Auch Flora und Fauna boten ihm nicht wirklich Neues ("Sibirien ist die Fortsetzung der Berliner Hasenheide"). Beeindruckender für ihn als Bergwerks-Techniker waren da die diversen Bergwerke und Goldwäschen am Ural. Aufgrund seiner Erfahrungen konnte er auch Diamant-Vorkommen im Norden vorhersagen, die sich dann tatsächlich auch bewahrheiten sollten.
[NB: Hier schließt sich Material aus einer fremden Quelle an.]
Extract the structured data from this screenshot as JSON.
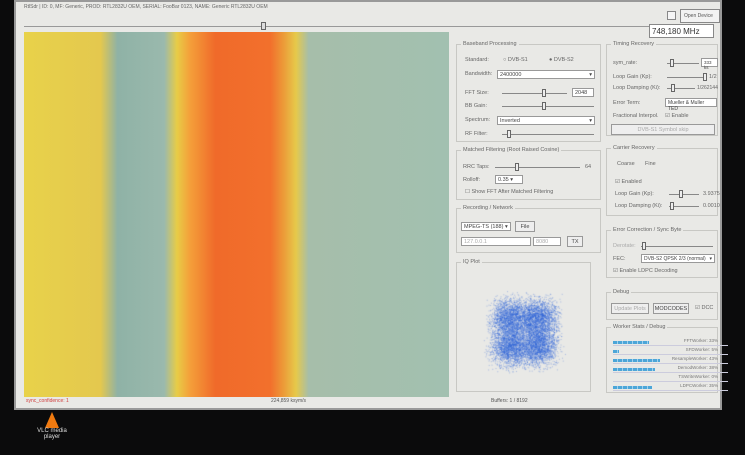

In den beiden Nachworten, verfasst von Oliver Lubrich und Karl Schlögel, wird auf die besonderen Umstände dieser Reise noch einmal intensiv hingewiesen. Einerseits die heikle Mission an sich, andererseits deren enorme Dimensionen. Humboldt und seine Begleiter reisen von Berlin nach St. Petersburg, dann eben an den Ural, durch Sibirien und wieder zurück. Die Zeit ist knapp bemessen, denn ein Reisen durch den kalten Kontinent ist praktisch nur in den Sommermonaten möglich. Sie brechen daher im Mai 1829 in St. Petersburg auf und kommen Ende Dezember 1829 wieder in Berlin an. Auf der gesamten Reise legen sie mehr als 18.000 km zurück und benötigten dafür mehr als 12.000 Pferde. An manchen Tagen legen sie 300 km zurück, wobei alle 20-30 km die Pferde gewechselt werden müssen. Der Zar stellt Humboldt für diese Reise 20.000 Rubel zur Verfügung, von denen etwa 15.000 tatsächlich verbraucht werden, den Rest gibt er zurück.

Am Ende ist Humboldt aber dennoch glücklich, diese Reise unternehmen haben zu dürfen. Ohne die Organisation und diese 20.000 Rubel wäre sie ihm nicht (mehr) möglich gewesen.

Und wir dürfen uns glücklich schätzen, diese Reise miterleben zu dürfen. Ein sehr gelungenes Buch!